Neuropathology in infected prairie voles and Tg1536 mice. Hematoxylin- and eosin-stained hippocampal and cerebellar sections from terminal CWD (Positive) and sham-inoculated (Sham) Tg(CerPrP)1536 mice (A to D) and voles (E to L). (A to D) Neuropil spongiosis and plaque formation (arrow) were observed only in the hippocampi of CWD-inoculated Tg(CerPrP)1536 mice (A) but not sham-inoculated animals (B). No degeneration was seen in the cerebellum of CWD-infected (C) or sham-inoculated (D) Tg(CerPrP)1536 mice. (E to H) Prairie voles (CWD-voles) inoculated with CWD-infected deer brain D10 (Positive) or with negative deer brain (Sham).
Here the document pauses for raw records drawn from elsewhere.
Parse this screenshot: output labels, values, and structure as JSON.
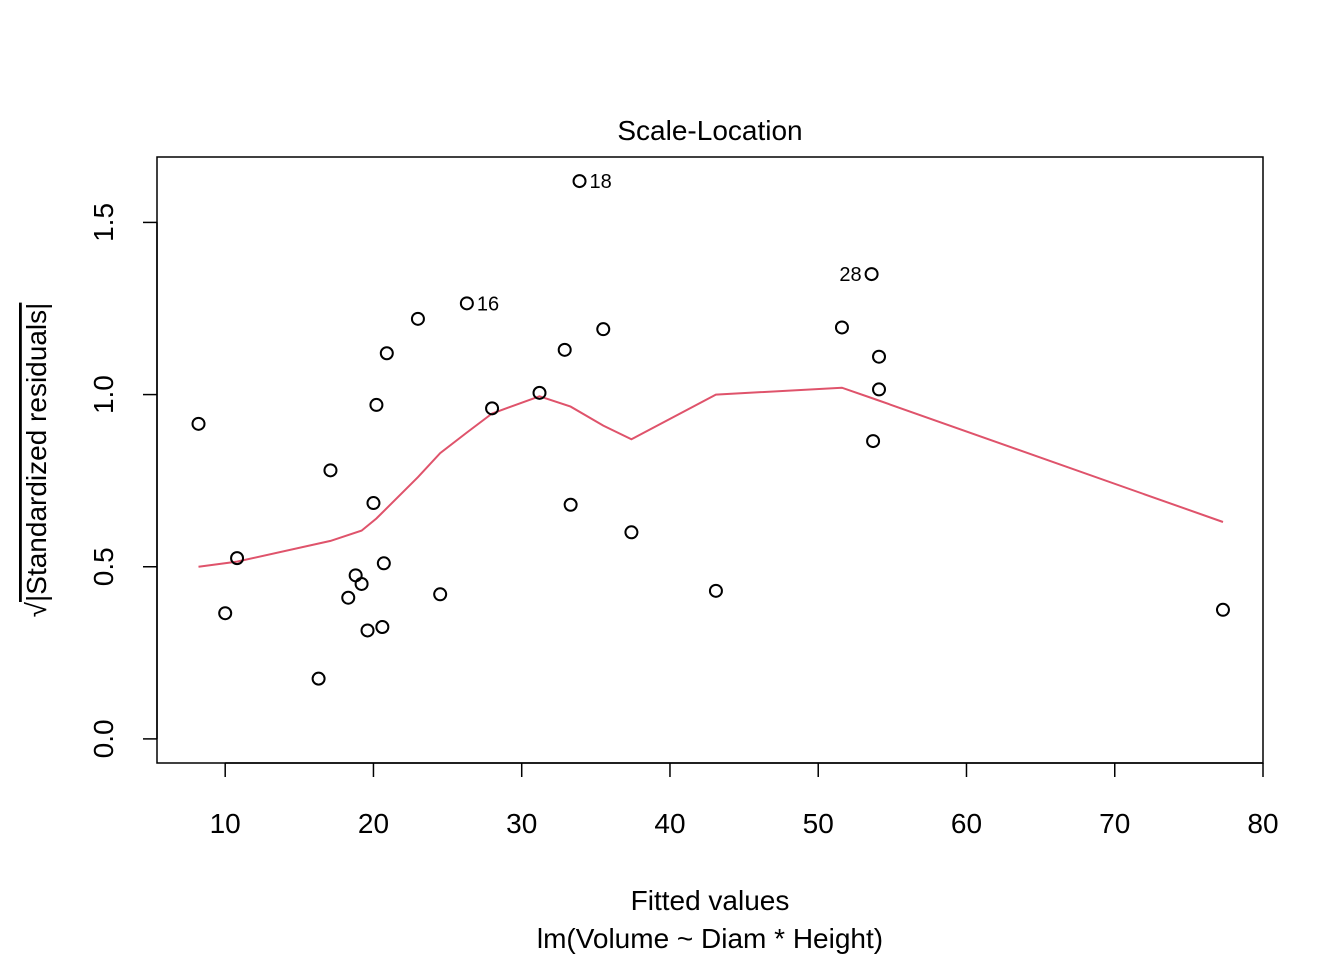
{
  "chart_data": {
    "type": "scatter",
    "title": "Scale-Location",
    "xlabel": "Fitted values",
    "subtitle": "lm(Volume ~ Diam * Height)",
    "ylabel_radical": "√",
    "ylabel": "|Standardized residuals|",
    "xlim": [
      5.4,
      80
    ],
    "ylim": [
      -0.07,
      1.69
    ],
    "x_ticks": [
      10,
      20,
      30,
      40,
      50,
      60,
      70,
      80
    ],
    "x_tick_labels": [
      "10",
      "20",
      "30",
      "40",
      "50",
      "60",
      "70",
      "80"
    ],
    "y_ticks": [
      0.0,
      0.5,
      1.0,
      1.5
    ],
    "y_tick_labels": [
      "0.0",
      "0.5",
      "1.0",
      "1.5"
    ],
    "grid": false,
    "legend": "none",
    "colors": {
      "points": "#000000",
      "smooth": "#DF536B",
      "box": "#000000"
    },
    "points": [
      {
        "x": 8.2,
        "y": 0.915
      },
      {
        "x": 10.0,
        "y": 0.365
      },
      {
        "x": 10.8,
        "y": 0.525
      },
      {
        "x": 16.3,
        "y": 0.175
      },
      {
        "x": 17.1,
        "y": 0.78
      },
      {
        "x": 18.3,
        "y": 0.41
      },
      {
        "x": 18.8,
        "y": 0.475
      },
      {
        "x": 19.2,
        "y": 0.45
      },
      {
        "x": 19.6,
        "y": 0.315
      },
      {
        "x": 20.0,
        "y": 0.685
      },
      {
        "x": 20.2,
        "y": 0.97
      },
      {
        "x": 20.6,
        "y": 0.325
      },
      {
        "x": 20.7,
        "y": 0.51
      },
      {
        "x": 20.9,
        "y": 1.12
      },
      {
        "x": 23.0,
        "y": 1.22
      },
      {
        "x": 24.5,
        "y": 0.42
      },
      {
        "x": 26.3,
        "y": 1.265,
        "label": "16"
      },
      {
        "x": 28.0,
        "y": 0.96
      },
      {
        "x": 31.2,
        "y": 1.005
      },
      {
        "x": 32.9,
        "y": 1.13
      },
      {
        "x": 33.3,
        "y": 0.68
      },
      {
        "x": 33.9,
        "y": 1.62,
        "label": "18"
      },
      {
        "x": 35.5,
        "y": 1.19
      },
      {
        "x": 37.4,
        "y": 0.6
      },
      {
        "x": 43.1,
        "y": 0.43
      },
      {
        "x": 51.6,
        "y": 1.195
      },
      {
        "x": 53.6,
        "y": 1.35,
        "label": "28"
      },
      {
        "x": 53.7,
        "y": 0.865
      },
      {
        "x": 54.1,
        "y": 1.11
      },
      {
        "x": 54.1,
        "y": 1.015
      },
      {
        "x": 77.3,
        "y": 0.375
      }
    ],
    "point_labels": [
      "16",
      "18",
      "28"
    ],
    "smooth_line": [
      {
        "x": 8.2,
        "y": 0.5
      },
      {
        "x": 10.8,
        "y": 0.515
      },
      {
        "x": 17.1,
        "y": 0.575
      },
      {
        "x": 19.2,
        "y": 0.605
      },
      {
        "x": 20.2,
        "y": 0.64
      },
      {
        "x": 23.0,
        "y": 0.76
      },
      {
        "x": 24.5,
        "y": 0.83
      },
      {
        "x": 26.3,
        "y": 0.89
      },
      {
        "x": 28.0,
        "y": 0.945
      },
      {
        "x": 31.2,
        "y": 0.995
      },
      {
        "x": 33.3,
        "y": 0.965
      },
      {
        "x": 35.5,
        "y": 0.91
      },
      {
        "x": 37.4,
        "y": 0.87
      },
      {
        "x": 43.1,
        "y": 1.0
      },
      {
        "x": 51.6,
        "y": 1.02
      },
      {
        "x": 53.6,
        "y": 0.99
      },
      {
        "x": 77.3,
        "y": 0.63
      }
    ]
  }
}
Significant neurodegeneration was not identified in hippocampal or cerebellar sections. (I to L) Prairie voles (vPMCA-voles) inoculated with vPMCA product generated by PMCA (Positive) or with NBH from PMCA (Sham). No degeneration was seen in the hippocampus of infected (I) or sham-inoculated (J) voles. Marked loss of granular cell neurons and Purkinje cells (arrow) was noted in the cerebellar cortex of infected vPMCA-voles (K) but not sham-inoculated voles (L). Scale bars, 500 μm (A to G, I, K, and L), 150 μm (H), and 300 μm (J).